LIU Zi-jian1,2,DING Wei-long1,2,XING Meng-da1,2,LI Han1,2,HUANG Ye3   

  1. (1.School of Information Science and Technology,North China University of Technology,Beijing 100144;
    2.Beijing Key Laboratory on Integration and Analysis of Large-Scale Stream Data,Beijing 100144;
    3.Information Center of the National Defense Mobilization Department of the Central Military Commission,Beijing 100034,China)
  • Received:2022-08-31 Revised:2022-10-28 Accepted:2023-05-25 Online:2023-05-25 Published:2023-05-17

摘要: 油浸式变压器的油色谱数据是一种多元时序传感数据,设备或网络失误往往会导致数据缺失,通常需要通过插补形成完整数据集,才能用于进一步的业务分析研究。但是,现有的插补模型无法面向多元时序数据同时处理因时间不均匀性和时间双向性带来的插补效率低和效果难以保障的问题,对此提出一种名为Conv-WGAIN的生成对抗插补网络模型,通过构建的插补特征图,可利用二维卷积从前后2个方向学习时间特征,处理时间间隔不均匀的数据;在判别器中引入Wasserstein距离来判别生成插补数据与真实观测数据,提升了生成器的稳定性。在真实项目中的油色谱数据集和3个公开数据集上的实验表明,该模型在多元时序缺失数据上具有普遍适用性,而且在不同的缺失率下的插补结果要优于其他对比模型的,RMSE降低了20.75%~73.37%。
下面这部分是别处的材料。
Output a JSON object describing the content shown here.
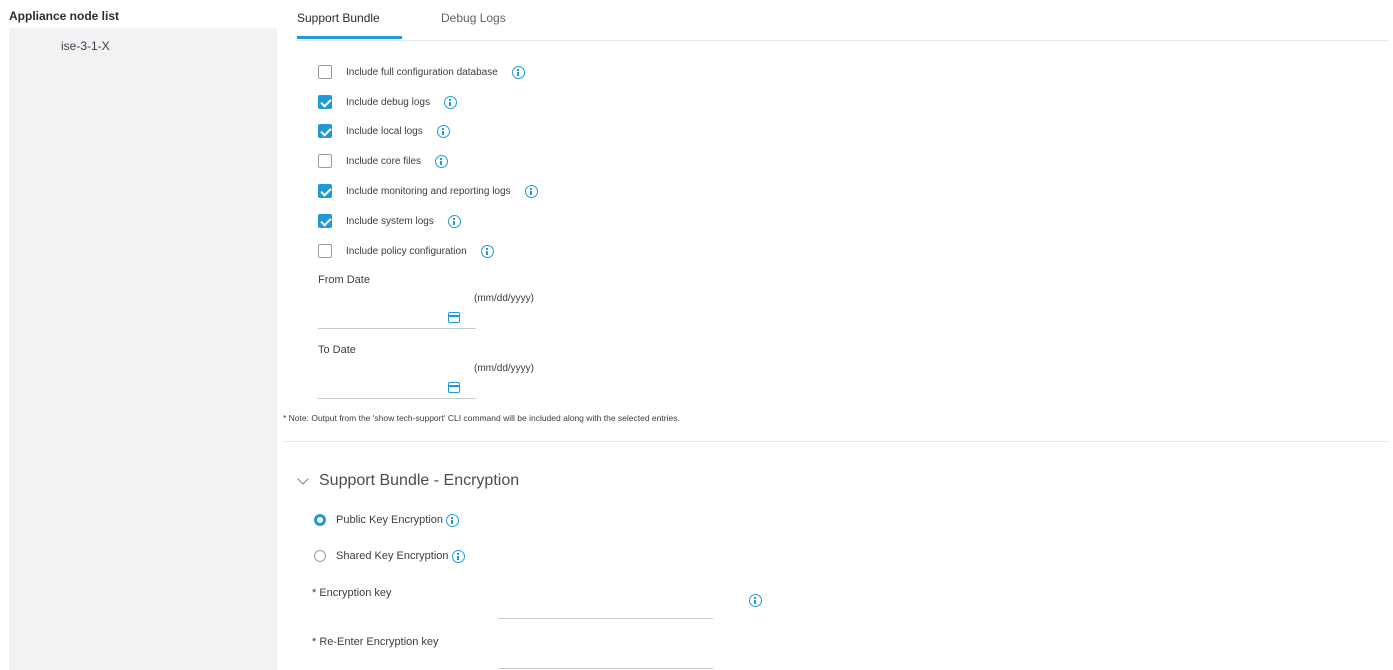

关键词: 生成对抗插补网络, 多元时序数据, 卷积神经网络, Wasserstein距离, 缺失值插补

Abstract: Gas chromatography data of oil-immersed transformers is a kind of multivariate time series, but such data is often missing due to equipment or network failures. Imputation is usually required to form a complete dataset for further business analysis and research. However, the existing imputation models cannot deal with multivariate time series data conveniently to guarantee the efficiency and effect from the inherent characteristics of temporal irregularity and temporal bidirectionality. In this paper, a model Conv-WGAIN is proposed based on the Generative Adversarial Imputation Nets (GAIN). Through the constructed imputation feature map, 2D convolution can be used to learn temporal bidirectional features and simultaneously deal with irregular time intervals. The Wasserstein distance is introduced in discriminator for judgement to improve the stability of the model. Experiments on gas chromatography datasets from a real project and 3 public datasets show that our work is universal for data imputation on multivariate time series missing, and Conv-WGAIN outperforms other baselines with 20.75% to 73.37% in metric RMSE. 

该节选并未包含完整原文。